A vida moderna acumula-se. São livros, cabos, documentos, as roupas de outra estação, os brinquedos que já não se usam. Esse excesso silencioso, a tralha que coloniza superfícies e cantos, representa um dos desafios mais prosaicos e universais do habitar. Onde guardar as coisas? Para o design contemporâneo, a resposta a essa pergunta deixou de ser meramente funcional para se tornar uma declaração de intenções sobre como vivemos e nos relacionamos com nossos espaços e posses.

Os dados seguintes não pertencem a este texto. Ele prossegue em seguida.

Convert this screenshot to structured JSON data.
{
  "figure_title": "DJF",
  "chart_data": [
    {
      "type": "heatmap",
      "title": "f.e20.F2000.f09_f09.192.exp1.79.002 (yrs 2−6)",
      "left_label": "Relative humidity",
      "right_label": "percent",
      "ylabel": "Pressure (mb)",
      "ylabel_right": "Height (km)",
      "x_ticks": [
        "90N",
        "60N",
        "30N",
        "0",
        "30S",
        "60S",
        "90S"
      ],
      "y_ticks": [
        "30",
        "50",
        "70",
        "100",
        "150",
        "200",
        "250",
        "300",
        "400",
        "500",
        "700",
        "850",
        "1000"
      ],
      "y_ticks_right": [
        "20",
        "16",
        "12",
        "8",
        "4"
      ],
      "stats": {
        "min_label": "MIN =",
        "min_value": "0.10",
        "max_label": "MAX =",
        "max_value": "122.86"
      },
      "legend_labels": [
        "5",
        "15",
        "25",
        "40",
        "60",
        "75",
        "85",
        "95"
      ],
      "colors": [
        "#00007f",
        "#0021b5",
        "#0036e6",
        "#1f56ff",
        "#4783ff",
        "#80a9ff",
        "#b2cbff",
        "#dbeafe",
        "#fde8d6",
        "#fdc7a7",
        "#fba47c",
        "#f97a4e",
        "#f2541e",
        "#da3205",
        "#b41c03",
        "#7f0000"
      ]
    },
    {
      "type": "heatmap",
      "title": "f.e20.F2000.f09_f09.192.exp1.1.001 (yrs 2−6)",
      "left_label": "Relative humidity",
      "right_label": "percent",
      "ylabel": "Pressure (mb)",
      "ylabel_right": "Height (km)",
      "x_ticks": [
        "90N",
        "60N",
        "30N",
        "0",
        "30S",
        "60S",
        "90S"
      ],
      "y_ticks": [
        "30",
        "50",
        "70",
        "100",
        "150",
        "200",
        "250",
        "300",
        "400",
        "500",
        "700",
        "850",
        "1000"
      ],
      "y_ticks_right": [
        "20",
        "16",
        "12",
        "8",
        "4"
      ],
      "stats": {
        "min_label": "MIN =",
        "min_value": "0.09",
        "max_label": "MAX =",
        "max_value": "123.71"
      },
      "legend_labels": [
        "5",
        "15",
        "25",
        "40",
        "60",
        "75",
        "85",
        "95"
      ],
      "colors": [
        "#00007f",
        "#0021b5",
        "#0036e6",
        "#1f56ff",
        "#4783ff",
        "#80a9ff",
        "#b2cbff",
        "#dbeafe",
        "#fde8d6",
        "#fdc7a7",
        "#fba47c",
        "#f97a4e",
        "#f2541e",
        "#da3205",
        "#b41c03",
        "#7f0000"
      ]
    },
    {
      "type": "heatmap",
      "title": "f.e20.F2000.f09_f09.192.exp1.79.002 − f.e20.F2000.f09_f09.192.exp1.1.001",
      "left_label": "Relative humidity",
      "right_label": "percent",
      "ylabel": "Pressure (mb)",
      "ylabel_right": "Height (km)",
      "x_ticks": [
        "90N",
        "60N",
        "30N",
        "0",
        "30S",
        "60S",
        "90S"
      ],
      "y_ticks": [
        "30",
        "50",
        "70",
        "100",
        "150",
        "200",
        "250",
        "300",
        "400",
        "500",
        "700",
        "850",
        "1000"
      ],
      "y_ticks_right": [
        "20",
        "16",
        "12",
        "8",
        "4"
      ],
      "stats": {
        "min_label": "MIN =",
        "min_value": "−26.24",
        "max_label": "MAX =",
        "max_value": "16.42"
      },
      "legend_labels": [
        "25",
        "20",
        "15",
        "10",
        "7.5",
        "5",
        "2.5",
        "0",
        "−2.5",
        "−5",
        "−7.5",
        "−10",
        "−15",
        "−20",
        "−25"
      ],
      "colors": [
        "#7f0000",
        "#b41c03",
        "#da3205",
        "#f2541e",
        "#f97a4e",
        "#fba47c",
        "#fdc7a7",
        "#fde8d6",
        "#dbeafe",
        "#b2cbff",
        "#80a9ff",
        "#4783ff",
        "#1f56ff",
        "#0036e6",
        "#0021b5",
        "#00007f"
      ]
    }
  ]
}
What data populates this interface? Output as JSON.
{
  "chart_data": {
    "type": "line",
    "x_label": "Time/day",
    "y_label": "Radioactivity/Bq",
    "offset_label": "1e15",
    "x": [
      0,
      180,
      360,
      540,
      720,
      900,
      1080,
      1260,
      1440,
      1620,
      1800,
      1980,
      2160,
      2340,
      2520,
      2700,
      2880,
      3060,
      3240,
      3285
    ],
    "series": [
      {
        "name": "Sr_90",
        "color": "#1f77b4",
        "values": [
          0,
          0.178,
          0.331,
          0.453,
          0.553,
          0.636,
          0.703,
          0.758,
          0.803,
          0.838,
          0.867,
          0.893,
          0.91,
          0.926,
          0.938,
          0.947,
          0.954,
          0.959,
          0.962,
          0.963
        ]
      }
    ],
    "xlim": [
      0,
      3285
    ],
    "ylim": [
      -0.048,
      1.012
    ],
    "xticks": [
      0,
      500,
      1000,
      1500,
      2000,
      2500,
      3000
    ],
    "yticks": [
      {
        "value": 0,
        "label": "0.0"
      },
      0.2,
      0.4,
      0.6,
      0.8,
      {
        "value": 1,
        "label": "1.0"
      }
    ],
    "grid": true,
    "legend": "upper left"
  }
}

Uma seleção recente da revista de design Dezeen ilustra as duas grandes correntes de pensamento que hoje definem o mobiliário de armazenamento. De um lado, a busca pela camuflagem, pela integração perfeita à arquitetura. É o caminho de marcas como a dinamarquesa Reform, com seus armários de linhas finas e personalizáveis que quase desaparecem na parede, ou do sistema Stripes, da alemã Schönbuch, cujos puxadores são sulcos discretos na própria superfície. A lógica aqui é que o melhor armazenamento é aquele que não se vê, que serve sem se impor, devolvendo ao ambiente uma sensação de calma e ordem.

Na outra ponta do espectro, o armazenamento assume-se como protagonista. Não se trata de esconder, mas de exibir com personalidade. Um aparador como o Container, do estúdio E-ggs para a italiana Miniforms, ou os clássicos gaveteiros coloridos da britânica Bisley, transformam a função de guardar em um ponto focal estético. São peças esculturais que dialogam com o ambiente, adicionando cor e textura. A personalização, vista em sistemas como o da polonesa Tylko, que permite ao usuário desenhar seu próprio móvel online, reforça essa ideia: o móvel que guarda nossas coisas também deve refletir quem somos.

No fundo, a escolha entre um armário que se funde à parede e um que se destaca como uma obra de arte revela mais do que uma preferência de estilo. Ela expõe nossa relação com a própria noção de ordem. Buscamos um refúgio visualmente silencioso para nos proteger do caos do mundo ou preferimos que nossos objetos, mesmo quando guardados, afirmem sua presença e contem uma história?